S&P Global: Canada’s manufacturing sector PMI hits highest since Feb 2023
Canada’s manufacturing economy experienced a positive boost in November, with output, new orders, and employment all showing growth from October, according to the latest data from the S&P Global Canada Manufacturing Purchasing Managers’ Index™ (PMI®) released on Monday. The PMI climbed to 52.0, up from 51.1 in October, marking the strongest growth since February 2023 and signaling an overall expansion in the sector.
This growth was underpinned by a significant increase in production, the best in over two-and-a-half years, and a surge in new orders, which saw its steepest rise in 21 months. The positive results were largely attributed to improved market activity and the impact of recent interest rate cuts. However, the growth was primarily driven by the domestic market, as new export orders continued their decline for the fifteenth consecutive month, pointing to subdued global demand.
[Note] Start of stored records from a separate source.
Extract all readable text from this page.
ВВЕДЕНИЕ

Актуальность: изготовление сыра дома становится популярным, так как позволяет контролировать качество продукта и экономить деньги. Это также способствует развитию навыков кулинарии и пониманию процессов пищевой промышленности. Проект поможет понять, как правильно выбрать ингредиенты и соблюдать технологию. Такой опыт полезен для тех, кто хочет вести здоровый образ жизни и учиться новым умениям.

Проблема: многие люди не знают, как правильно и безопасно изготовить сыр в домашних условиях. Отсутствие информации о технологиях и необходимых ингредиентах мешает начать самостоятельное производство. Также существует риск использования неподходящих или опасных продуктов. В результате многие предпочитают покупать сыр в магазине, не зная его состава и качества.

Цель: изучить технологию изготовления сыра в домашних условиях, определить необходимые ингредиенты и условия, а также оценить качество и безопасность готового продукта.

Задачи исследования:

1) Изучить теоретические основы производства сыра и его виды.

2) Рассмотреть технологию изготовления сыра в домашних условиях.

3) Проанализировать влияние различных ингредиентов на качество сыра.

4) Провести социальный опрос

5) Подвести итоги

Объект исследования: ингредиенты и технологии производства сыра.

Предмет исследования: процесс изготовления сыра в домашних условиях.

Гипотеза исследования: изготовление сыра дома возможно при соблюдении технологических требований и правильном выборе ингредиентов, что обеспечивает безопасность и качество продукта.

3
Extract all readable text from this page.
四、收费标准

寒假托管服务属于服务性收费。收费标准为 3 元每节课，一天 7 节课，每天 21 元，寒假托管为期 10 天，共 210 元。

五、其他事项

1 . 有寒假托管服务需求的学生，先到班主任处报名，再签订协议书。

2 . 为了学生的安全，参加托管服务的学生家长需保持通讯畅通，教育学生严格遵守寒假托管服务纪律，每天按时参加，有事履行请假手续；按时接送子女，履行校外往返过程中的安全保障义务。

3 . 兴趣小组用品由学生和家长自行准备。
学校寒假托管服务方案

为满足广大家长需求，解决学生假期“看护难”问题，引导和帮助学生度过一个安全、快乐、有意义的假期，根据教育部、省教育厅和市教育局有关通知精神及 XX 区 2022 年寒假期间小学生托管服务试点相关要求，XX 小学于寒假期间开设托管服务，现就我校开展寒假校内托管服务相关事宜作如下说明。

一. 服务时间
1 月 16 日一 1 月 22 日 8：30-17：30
Despite the upbeat performance, manufacturers reported challenges, particularly with supply chain disruptions. Delivery delays were linked to ongoing strikes at ports and railway delays, which contributed to lengthened supplier lead times. Inventory levels also increased for the second straight month, with warehouse stocks rising at the fastest pace since June.
On the price front, input price inflation accelerated, hitting its highest rate in over a year-and-a-half, partly due to a stronger US dollar raising the cost of imported goods and rising prices for livestock and lumber. As a result, manufacturers raised their output charges, although the increase remained below historical averages.
Looking ahead, manufacturers remain optimistic about the future, with firms predicting continued growth in the coming year. Confidence in the sector’s outlook for 2025 remains strong, despite the ongoing challenges in the global manufacturing landscape and supply chain pressures.
“Despite port disruptions leading to both inbound and outbound shipping delays in November, Canada’s manufacturing sector overall enjoyed a decent month,
with the sector expanding at its best rate since February 2023. Output and new orders both rose at stronger rates when compared to October, with firms noting an uplift in domestic market activity, linked in part to recent reductions in interest rates” Paul Smith, Economics Director at S&P Global Market Intelligence, said.